Meat Sausage Rolls
- 160g F.G. Roberts Pastry Mix
- 70g butter (chilled)
- 80mls iced water
- 10ml vinegar
- 1 Egg for brushing
- 1kg beef sausage mince (you can use any fresh minced meat or meat substitute of your choice if preferable)
- 1 carrot, grated
- 1 zucchini, grated
- 1 Granny Smith apple, grated (peeled if you wish)
- 1 Egg
- Salt and pepper, to taste
- Any chopped herbs or dried spices to your taste
Method - Pastry
- Measure flour and add to a good bowl. Add butter chunks one by one from freezer and rub into flour with fingertips until all butter is rubbed in. If you want a lighter and flakier pastry, leave some butter in smaller chunks.

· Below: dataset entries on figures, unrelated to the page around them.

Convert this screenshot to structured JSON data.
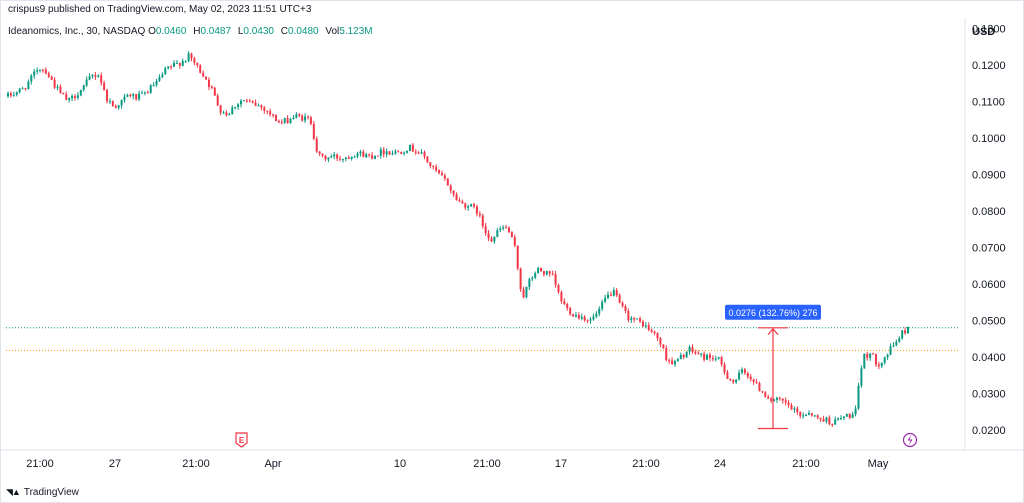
{
  "header": {
    "published_by": "crispus9 published on TradingView.com, May 02, 2023 11:51 UTC+3"
  },
  "legend": {
    "symbol": "Ideanomics, Inc., 30, NASDAQ",
    "open_label": "O",
    "open": "0.0460",
    "high_label": "H",
    "high": "0.0487",
    "low_label": "L",
    "low": "0.0430",
    "close_label": "C",
    "close": "0.0480",
    "vol_label": "Vol",
    "vol": "5.123M"
  },
  "currency": "USD",
  "branding": {
    "name": "TradingView",
    "icon": "tradingview-logo-icon"
  },
  "colors": {
    "up": "#089981",
    "down": "#f23645",
    "grid": "#f0f3fa",
    "measure": "#f23645",
    "measure_label_bg": "#2962ff",
    "hline_green": "#089981",
    "hline_orange": "#ff9800",
    "event_e": "#f23645",
    "event_split": "#9c27b0"
  },
  "annotations": {
    "measure_label": "0.0276 (132.76%) 276",
    "earnings_marker": "E",
    "split_marker_icon": "lightning-icon"
  },
  "chart_data": {
    "type": "candlestick",
    "y_scale": "linear",
    "ylim": [
      0.0145,
      0.131
    ],
    "y_ticks": [
      "0.1300",
      "0.1200",
      "0.1100",
      "0.1000",
      "0.0900",
      "0.0800",
      "0.0700",
      "0.0600",
      "0.0500",
      "0.0400",
      "0.0300",
      "0.0200"
    ],
    "x_ticks": [
      "21:00",
      "27",
      "21:00",
      "Apr",
      "10",
      "21:00",
      "17",
      "21:00",
      "24",
      "21:00",
      "May"
    ],
    "grid": false,
    "horizontal_lines": [
      {
        "value": 0.048,
        "color": "green",
        "style": "dotted"
      },
      {
        "value": 0.0418,
        "color": "orange",
        "style": "dotted"
      }
    ],
    "measure": {
      "from": 0.0204,
      "to": 0.048,
      "change": 0.0276,
      "percent": 132.76,
      "bars": 276
    },
    "path": [
      0.1115,
      0.1125,
      0.1135,
      0.116,
      0.1195,
      0.1185,
      0.115,
      0.112,
      0.11,
      0.112,
      0.114,
      0.117,
      0.1175,
      0.111,
      0.1085,
      0.11,
      0.112,
      0.111,
      0.112,
      0.114,
      0.116,
      0.119,
      0.12,
      0.121,
      0.1225,
      0.1195,
      0.117,
      0.113,
      0.108,
      0.1065,
      0.109,
      0.1105,
      0.1095,
      0.109,
      0.108,
      0.106,
      0.104,
      0.105,
      0.106,
      0.1055,
      0.105,
      0.095,
      0.0945,
      0.095,
      0.0945,
      0.095,
      0.096,
      0.0955,
      0.095,
      0.096,
      0.0965,
      0.096,
      0.0965,
      0.0975,
      0.0965,
      0.095,
      0.092,
      0.09,
      0.088,
      0.084,
      0.082,
      0.0815,
      0.08,
      0.075,
      0.072,
      0.075,
      0.0755,
      0.07,
      0.056,
      0.061,
      0.064,
      0.063,
      0.062,
      0.056,
      0.053,
      0.0515,
      0.051,
      0.05,
      0.052,
      0.056,
      0.058,
      0.054,
      0.051,
      0.05,
      0.049,
      0.047,
      0.045,
      0.04,
      0.038,
      0.04,
      0.042,
      0.041,
      0.04,
      0.04,
      0.039,
      0.035,
      0.033,
      0.036,
      0.035,
      0.032,
      0.03,
      0.028,
      0.028,
      0.027,
      0.025,
      0.024,
      0.025,
      0.023,
      0.023,
      0.022,
      0.023,
      0.024,
      0.024,
      0.04,
      0.041,
      0.038,
      0.04,
      0.043,
      0.046,
      0.048
    ]
  }
}
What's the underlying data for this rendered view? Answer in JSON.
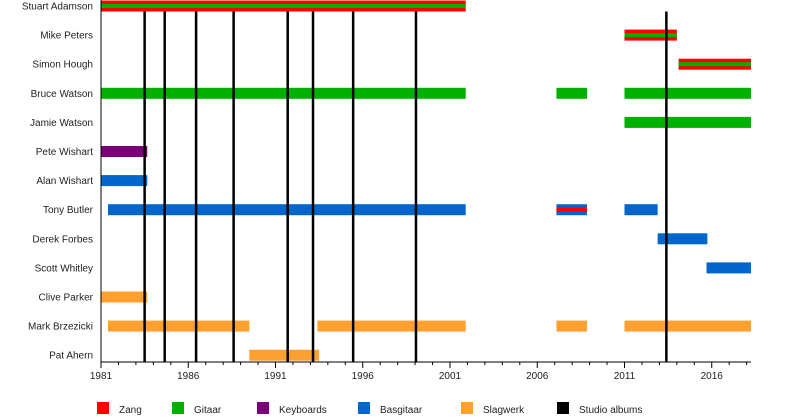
{
  "chart_data": {
    "type": "timeline",
    "title": "",
    "xlim": [
      1981,
      2018.25
    ],
    "x_ticks": [
      1981,
      1986,
      1991,
      1996,
      2001,
      2006,
      2011,
      2016
    ],
    "x_tick_labels": [
      "1981",
      "1986",
      "1991",
      "1996",
      "2001",
      "2006",
      "2011",
      "2016"
    ],
    "roles": {
      "zang": {
        "label": "Zang",
        "color": "#ff0000"
      },
      "gitaar": {
        "label": "Gitaar",
        "color": "#00b000"
      },
      "keyboards": {
        "label": "Keyboards",
        "color": "#7a0078"
      },
      "basgitaar": {
        "label": "Basgitaar",
        "color": "#0066cc"
      },
      "slagwerk": {
        "label": "Slagwerk",
        "color": "#ffa030"
      },
      "albums": {
        "label": "Studio albums",
        "color": "#000000"
      }
    },
    "legend_order": [
      "zang",
      "gitaar",
      "keyboards",
      "basgitaar",
      "slagwerk",
      "albums"
    ],
    "studio_albums": [
      1983.5,
      1984.65,
      1986.45,
      1988.6,
      1991.7,
      1993.15,
      1995.45,
      1999.05,
      2013.4
    ],
    "members": [
      {
        "name": "Stuart Adamson",
        "bars": [
          {
            "start": 1981,
            "end": 2001.9,
            "role": "gitaar",
            "secondary": "zang"
          }
        ]
      },
      {
        "name": "Mike Peters",
        "bars": [
          {
            "start": 2011,
            "end": 2014,
            "role": "gitaar",
            "secondary": "zang"
          }
        ]
      },
      {
        "name": "Simon Hough",
        "bars": [
          {
            "start": 2014.1,
            "end": 2018.25,
            "role": "gitaar",
            "secondary": "zang"
          }
        ]
      },
      {
        "name": "Bruce Watson",
        "bars": [
          {
            "start": 1981,
            "end": 2001.9,
            "role": "gitaar"
          },
          {
            "start": 2007.1,
            "end": 2008.85,
            "role": "gitaar"
          },
          {
            "start": 2011,
            "end": 2018.25,
            "role": "gitaar"
          }
        ]
      },
      {
        "name": "Jamie Watson",
        "bars": [
          {
            "start": 2011,
            "end": 2018.25,
            "role": "gitaar"
          }
        ]
      },
      {
        "name": "Pete Wishart",
        "bars": [
          {
            "start": 1981,
            "end": 1983.65,
            "role": "keyboards"
          }
        ]
      },
      {
        "name": "Alan Wishart",
        "bars": [
          {
            "start": 1981,
            "end": 1983.65,
            "role": "basgitaar"
          }
        ]
      },
      {
        "name": "Tony Butler",
        "bars": [
          {
            "start": 1981.4,
            "end": 2001.9,
            "role": "basgitaar"
          },
          {
            "start": 2007.1,
            "end": 2008.85,
            "role": "basgitaar",
            "inner": "zang"
          },
          {
            "start": 2011,
            "end": 2012.9,
            "role": "basgitaar"
          }
        ]
      },
      {
        "name": "Derek Forbes",
        "bars": [
          {
            "start": 2012.9,
            "end": 2015.75,
            "role": "basgitaar"
          }
        ]
      },
      {
        "name": "Scott Whitley",
        "bars": [
          {
            "start": 2015.7,
            "end": 2018.25,
            "role": "basgitaar"
          }
        ]
      },
      {
        "name": "Clive Parker",
        "bars": [
          {
            "start": 1981,
            "end": 1983.65,
            "role": "slagwerk"
          }
        ]
      },
      {
        "name": "Mark Brzezicki",
        "bars": [
          {
            "start": 1981.4,
            "end": 1989.5,
            "role": "slagwerk"
          },
          {
            "start": 1993.4,
            "end": 2001.9,
            "role": "slagwerk"
          },
          {
            "start": 2007.1,
            "end": 2008.85,
            "role": "slagwerk"
          },
          {
            "start": 2011,
            "end": 2018.25,
            "role": "slagwerk"
          }
        ]
      },
      {
        "name": "Pat Ahern",
        "bars": [
          {
            "start": 1989.5,
            "end": 1993.5,
            "role": "slagwerk"
          }
        ]
      }
    ]
  }
}
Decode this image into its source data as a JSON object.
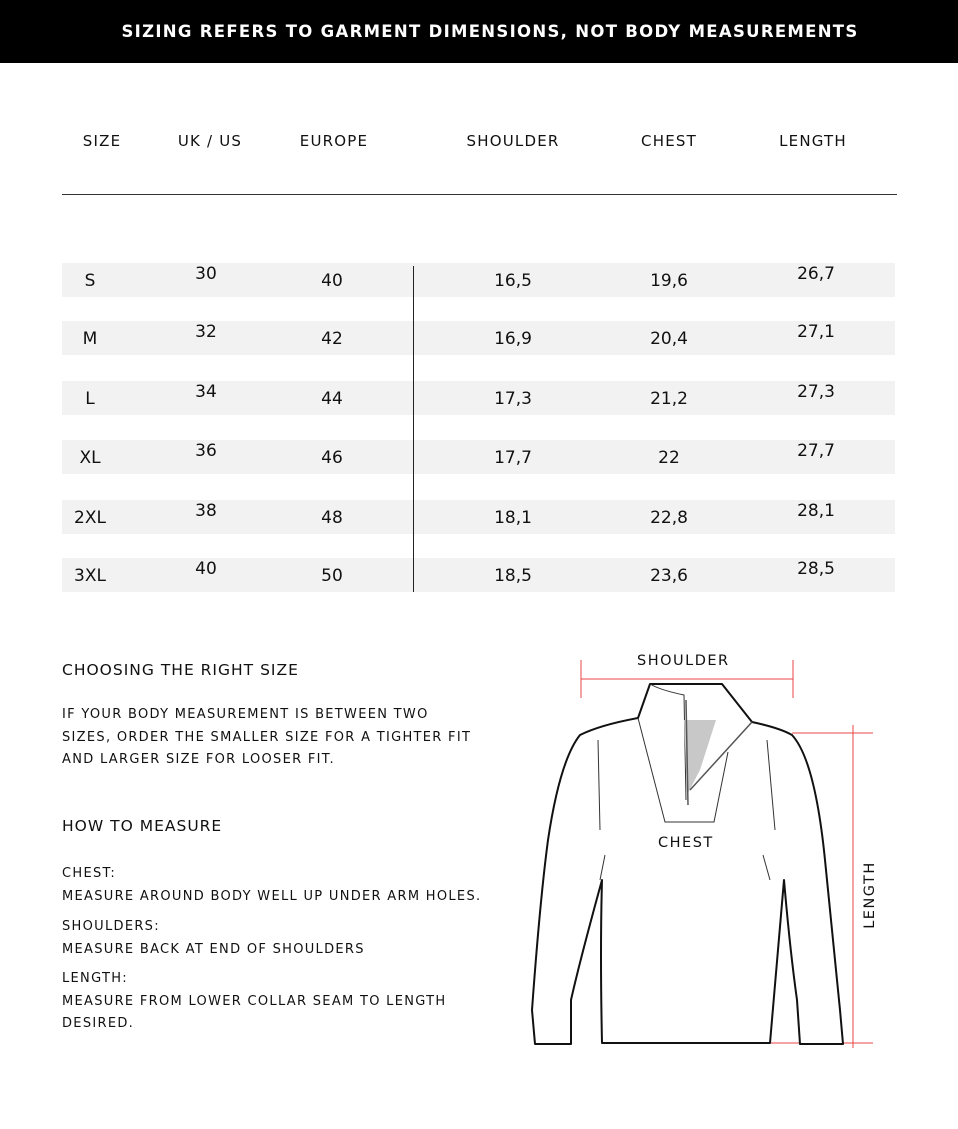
{
  "banner": "SIZING REFERS TO GARMENT DIMENSIONS, NOT BODY MEASUREMENTS",
  "table": {
    "headers": [
      "SIZE",
      "UK / US",
      "EUROPE",
      "SHOULDER",
      "CHEST",
      "LENGTH"
    ],
    "rows": [
      [
        "S",
        "30",
        "40",
        "16,5",
        "19,6",
        "26,7"
      ],
      [
        "M",
        "32",
        "42",
        "16,9",
        "20,4",
        "27,1"
      ],
      [
        "L",
        "34",
        "44",
        "17,3",
        "21,2",
        "27,3"
      ],
      [
        "XL",
        "36",
        "46",
        "17,7",
        "22",
        "27,7"
      ],
      [
        "2XL",
        "38",
        "48",
        "18,1",
        "22,8",
        "28,1"
      ],
      [
        "3XL",
        "40",
        "50",
        "18,5",
        "23,6",
        "28,5"
      ]
    ]
  },
  "choosing": {
    "title": "CHOOSING THE RIGHT SIZE",
    "lines": [
      "IF YOUR BODY MEASUREMENT IS BETWEEN TWO",
      "SIZES, ORDER THE SMALLER SIZE FOR A TIGHTER FIT",
      "AND LARGER SIZE FOR LOOSER FIT."
    ]
  },
  "measure": {
    "title": "HOW TO MEASURE",
    "items": [
      {
        "label": "CHEST:",
        "lines": [
          "MEASURE AROUND BODY WELL UP UNDER ARM HOLES."
        ]
      },
      {
        "label": "SHOULDERS:",
        "lines": [
          "MEASURE BACK AT END OF SHOULDERS"
        ]
      },
      {
        "label": "LENGTH:",
        "lines": [
          "MEASURE FROM LOWER COLLAR SEAM TO LENGTH",
          "DESIRED."
        ]
      }
    ]
  },
  "diagram": {
    "shoulder": "SHOULDER",
    "chest": "CHEST",
    "length": "LENGTH",
    "measure_color": "#e8454a"
  }
}
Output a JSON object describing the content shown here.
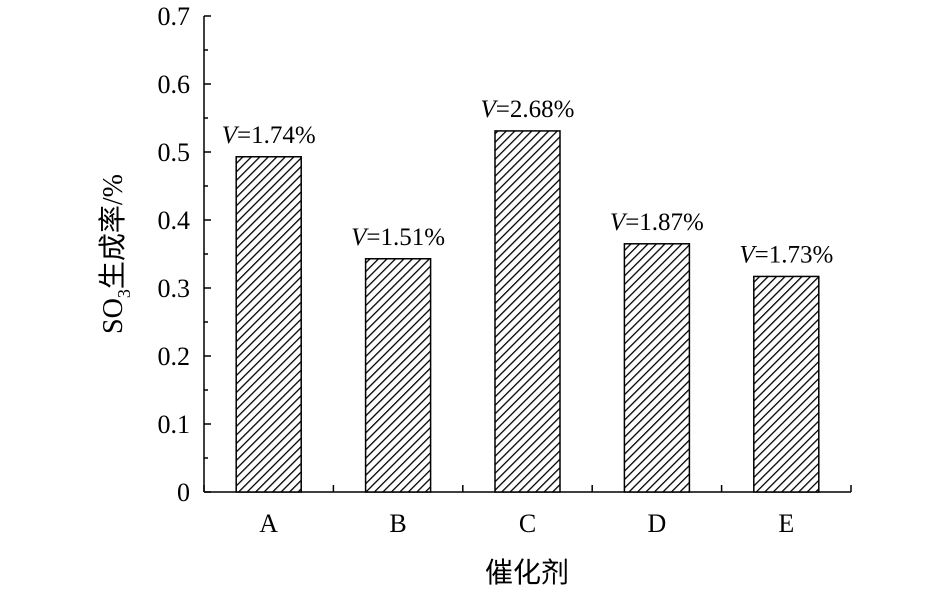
{
  "chart_data": {
    "type": "bar",
    "categories": [
      "A",
      "B",
      "C",
      "D",
      "E"
    ],
    "values": [
      0.493,
      0.343,
      0.531,
      0.365,
      0.317
    ],
    "data_labels": [
      "1.74%",
      "1.51%",
      "2.68%",
      "1.87%",
      "1.73%"
    ],
    "data_label_prefix": "V=",
    "xlabel": "催化剂",
    "ylabel_main": "SO",
    "ylabel_sub": "3",
    "ylabel_rest": "生成率/%",
    "ylim": [
      0,
      0.7
    ],
    "yticks": [
      "0",
      "0.1",
      "0.2",
      "0.3",
      "0.4",
      "0.5",
      "0.6",
      "0.7"
    ],
    "grid": false,
    "bar_pattern": "diagonal-hatch"
  }
}
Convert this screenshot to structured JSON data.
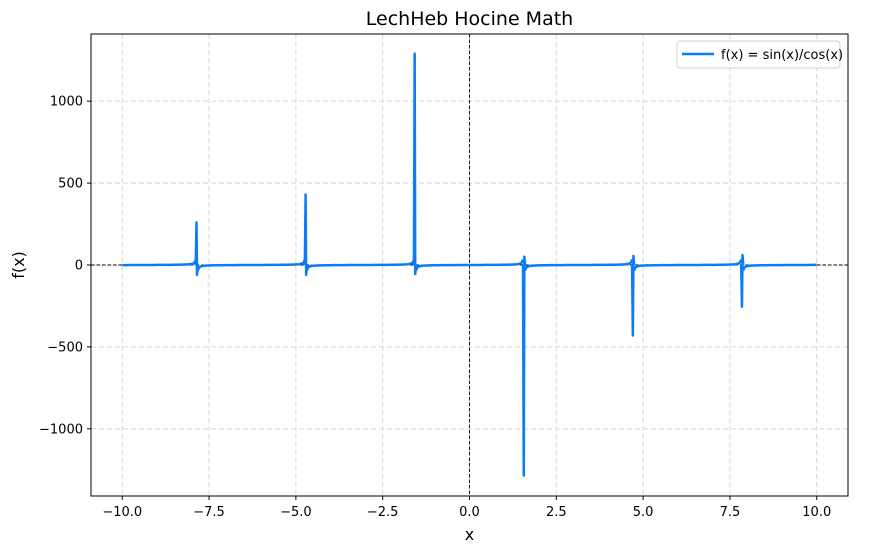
{
  "chart_data": {
    "type": "line",
    "title": "LechHeb Hocine Math",
    "xlabel": "x",
    "ylabel": "f(x)",
    "xlim": [
      -10.9,
      10.9
    ],
    "ylim": [
      -1410,
      1410
    ],
    "x_ticks": [
      -10.0,
      -7.5,
      -5.0,
      -2.5,
      0.0,
      2.5,
      5.0,
      7.5,
      10.0
    ],
    "x_tick_labels": [
      "−10.0",
      "−7.5",
      "−5.0",
      "−2.5",
      "0.0",
      "2.5",
      "5.0",
      "7.5",
      "10.0"
    ],
    "y_ticks": [
      -1000,
      -500,
      0,
      500,
      1000
    ],
    "y_tick_labels": [
      "−1000",
      "−500",
      "0",
      "500",
      "1000"
    ],
    "grid": true,
    "legend_position": "top-right",
    "reference_lines": {
      "x0": true,
      "y0": true,
      "style": "dashed",
      "color": "#000000"
    },
    "series": [
      {
        "name": "f(x) = sin(x)/cos(x)",
        "function": "tan(x)",
        "x_range": [
          -10,
          10
        ],
        "color": "#0a7cf5",
        "spikes": [
          {
            "x": -7.854,
            "peak": 260,
            "trough": -60
          },
          {
            "x": -4.712,
            "peak": 430,
            "trough": -60
          },
          {
            "x": -1.571,
            "peak": 1290,
            "trough": -55
          },
          {
            "x": 1.571,
            "peak": 50,
            "trough": -1285
          },
          {
            "x": 4.712,
            "peak": 55,
            "trough": -430
          },
          {
            "x": 7.854,
            "peak": 60,
            "trough": -255
          }
        ]
      }
    ]
  }
}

- Add the iced water and vinegar to the mixture and mix in. If mixture is still wet, add 1 tbsp. of flour at a time until mixture comes together.
- Wrap pastry in Clingfilm (Gladwrap) and refrigerate for 20-30 minutes
Method - Filling
- Preheat oven to 180c
- Add sausage mince, grated vegetables, chutney and seasonings.
- Combine all together very well, ready for filling rolls.
- You can sauté the veggies with a little seasoning and olive oil if you prefer, prior to combining. This adds a more caramelised texture and flavour.
- When ready to use, roll pastry out thinly (3-4mm), dusting with a little flour. It helps to roll out on some bake sheet.
- Cut edges so you have a rectangle shape, ready to add roll filling to centre in a sausage shape.
- Once you add filling, you can lift the bake sheet, turning the pastry over and rolling, so that the pastry seam is at the bottom.
- Brush roll with well whisked egg if desired.
- Sprinkle with sesame or poppy seeds if desired.
- Cut into your preferred roll length.
- Bake at 180C for 25mins or until cooked through and golden.